A lot can still change, of course, but the signs are promising. This year, Djokovic has essentially been a part-time tennis player. He has been entirely and publicly at the mercy of national laws and vaccine restrictions, a situation that exploded so bizarrely in Australia. To put it mildly, he has divided opinion. His own stance, though, has never wavered. As a hyper-competitive and intensely-focused athlete, it won’t be easy for him to miss so many tournaments. Mentally it is a strain, and his on-court level is likely to suffer too.
But as he told the BBC recently, it’s a price he is willing to pay:
‘The principles of decision making on my body are more important than any title or anything else. I’m trying to be in tune with my body as much as I possibly can.’

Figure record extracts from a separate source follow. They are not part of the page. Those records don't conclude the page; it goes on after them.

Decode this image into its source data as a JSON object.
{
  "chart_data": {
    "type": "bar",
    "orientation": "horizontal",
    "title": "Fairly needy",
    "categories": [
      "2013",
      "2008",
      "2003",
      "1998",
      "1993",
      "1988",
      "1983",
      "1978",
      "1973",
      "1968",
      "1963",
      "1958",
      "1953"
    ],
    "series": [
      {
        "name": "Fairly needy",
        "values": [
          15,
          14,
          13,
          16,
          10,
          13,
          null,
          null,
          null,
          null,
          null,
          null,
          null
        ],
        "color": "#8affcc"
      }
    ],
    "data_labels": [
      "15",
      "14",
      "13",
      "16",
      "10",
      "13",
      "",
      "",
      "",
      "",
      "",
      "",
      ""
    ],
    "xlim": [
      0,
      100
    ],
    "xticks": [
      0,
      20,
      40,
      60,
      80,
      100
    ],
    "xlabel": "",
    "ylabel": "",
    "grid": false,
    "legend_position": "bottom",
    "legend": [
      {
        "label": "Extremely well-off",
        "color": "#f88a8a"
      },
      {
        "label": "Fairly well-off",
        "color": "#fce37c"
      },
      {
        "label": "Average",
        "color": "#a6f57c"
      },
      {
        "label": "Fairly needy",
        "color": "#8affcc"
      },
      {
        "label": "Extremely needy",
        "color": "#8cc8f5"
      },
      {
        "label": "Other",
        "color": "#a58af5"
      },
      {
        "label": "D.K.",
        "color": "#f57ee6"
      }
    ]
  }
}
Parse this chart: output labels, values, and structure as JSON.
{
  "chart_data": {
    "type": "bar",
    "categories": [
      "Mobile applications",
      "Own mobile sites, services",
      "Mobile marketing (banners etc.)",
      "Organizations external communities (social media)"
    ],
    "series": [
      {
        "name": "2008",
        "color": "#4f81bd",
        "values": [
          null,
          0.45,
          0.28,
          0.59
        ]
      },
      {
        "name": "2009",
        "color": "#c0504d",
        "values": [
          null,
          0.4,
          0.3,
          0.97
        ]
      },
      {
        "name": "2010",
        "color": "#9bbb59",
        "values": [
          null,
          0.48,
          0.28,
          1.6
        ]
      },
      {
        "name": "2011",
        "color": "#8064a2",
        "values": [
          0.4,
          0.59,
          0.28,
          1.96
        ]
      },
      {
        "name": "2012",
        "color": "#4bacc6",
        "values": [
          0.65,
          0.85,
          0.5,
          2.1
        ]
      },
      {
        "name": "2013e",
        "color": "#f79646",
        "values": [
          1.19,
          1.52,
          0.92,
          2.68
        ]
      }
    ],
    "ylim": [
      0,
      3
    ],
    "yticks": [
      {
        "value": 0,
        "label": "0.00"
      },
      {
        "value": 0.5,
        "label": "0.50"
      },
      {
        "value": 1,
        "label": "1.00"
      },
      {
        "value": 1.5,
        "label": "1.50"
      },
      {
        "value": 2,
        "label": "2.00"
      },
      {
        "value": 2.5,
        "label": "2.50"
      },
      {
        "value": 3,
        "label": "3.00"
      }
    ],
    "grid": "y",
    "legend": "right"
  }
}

Nevertheless, Djokovic is determined to battle on. The vaccine saga has proved a roadblock, but at 34, he still has several years left in his career. But if he is not going to take the vaccine, then he needs rule changes that will allow him to play. If he is not going to blink first, he will need to wait.
That is why these sudden mandate reversals are so important for Djokovic. They hint at a future where he can play his tennis just as he used to. If Paris and New York can change their mind, perhaps everywhere else can too.
Remember, New York was one of the first American epicentres at the start of the pandemic. It has consistently had some of the toughest rules to combat it. It was the first US metropolis to require vaccination for indoor events
A reversal on that policy is a big milestone, and rules are relaxing elsewhere too. Two years after the pandemic started, zero-COVID policies are starting to be phased out. National borders long closed are now being re-opened.
Some countries, particularly in Europe, are dropping measures like pre-flight testing and isolation periods. Nations including Portugal, Greece and Croatia are even relaxing vaccination requirements – a development that Djokovic will watch with interest. There have not been matching changes from the United States and Australia. But there is still time.
While we are far from ‘normality’, there are signs that we are heading in that direction – and away from spectacles like Djokovic’s deportation from Australia. It may not be long before we see him making news for his tennis again, rather than the lack of it.